Killers of the Flower Moon
by David Grann
In the 1920s, the richest people in the world per capita were the Osage Indian nation in Oklahoma. They had been forcibly removed from their tribal lands in Kansas to a rocky reservation in Oklahoma. The American Government was totally unaware that beneath this rocky land lay one of the richest oil fields in America. The Osage became extremely wealthy – they bought cars, built mansions and sent their children to study in Europe. Then the killings started, with Mollie Burkhart’s family becoming a prime target. Over a period of five years more than two dozen Osage Indians were killed. They were poisoned, shot, blown up and hit by cars, and all for their money and oil rights.
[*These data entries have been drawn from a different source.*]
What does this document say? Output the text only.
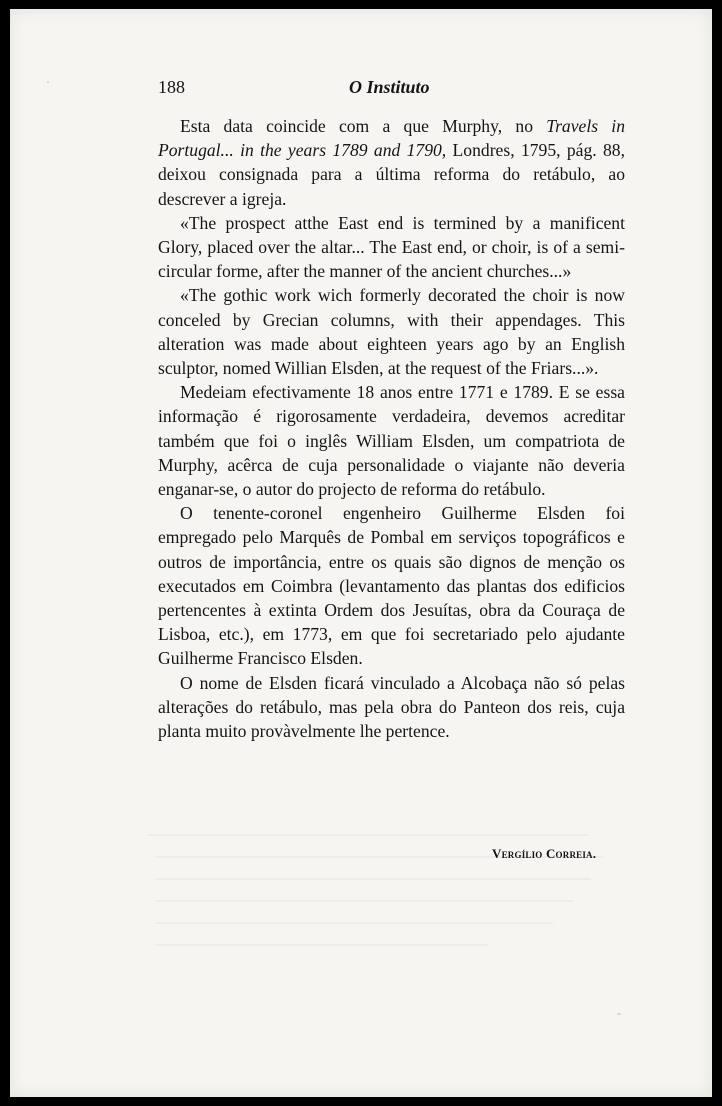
188	O Instituto

Esta data coincide com a que Murphy, no Travels in Portugal... in the years 1789 and 1790, Londres, 1795, pág. 88, deixou consignada para a última reforma do retábulo, ao descrever a igreja.

«The prospect atthe East end is termined by a manificent Glory, placed over the altar... The East end, or choir, is of a semi-circular forme, after the manner of the ancient churches...»

«The gothic work wich formerly decorated the choir is now conceled by Grecian columns, with their appendages. This alteration was made about eighteen years ago by an English sculptor, nomed Willian Elsden, at the request of the Friars...».

Medeiam efectivamente 18 anos entre 1771 e 1789. E se essa informação é rigorosamente verdadeira, devemos acreditar também que foi o inglês William Elsden, um compatriota de Murphy, acêrca de cuja personalidade o viajante não deveria enganar-se, o autor do projecto de reforma do retábulo.

O tenente-coronel engenheiro Guilherme Elsden foi empregado pelo Marquês de Pombal em serviços topográficos e outros de importância, entre os quais são dignos de menção os executados em Coimbra (levantamento das plantas dos edificios pertencentes à extinta Ordem dos Jesuítas, obra da Couraça de Lisboa, etc.), em 1773, em que foi secretariado pelo ajudante Guilherme Francisco Elsden.

O nome de Elsden ficará vinculado a Alcobaça não só pelas alterações do retábulo, mas pela obra do Panteon dos reis, cuja planta muito provàvelmente lhe pertence.

Vergílio Correia.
The tribe dubbed it “The Siege of Terror”. As the death toll rose, the FBI took up the case, the aptly named Tom White was asked to investigate the deaths. What he exposed in this non-fiction narrative is one of the most chilling conspiracies in American history to date.
The Husband Hunters
by Anne De Courcy
Anne De Courcy is well regarded as a writer of social history, and this one is subtitled “Social Climbing in London and New York.” Starting in 1874, when Jennie Jerome – the first to be labelled a ‘Dollar Princess’ – married Randolph Churchill to 1914, more than 100 young American heiresses married in to the British aristocracy. They all bought huge wealth, glamour and sophistication to the ailing and crumbling British ruling class. Many of these young women had been extensively educated, often in France, and they had a freedom of manner and confidence in themselves that the English girls lacked. Based on extensive research, drawing on diaries, memoirs and letters, Anne De Courcy shows us the motives and attitudes of these young girls and their families, set in the social context of the times and revealing that husband hunting in England was much more than simply a case of cash for titles.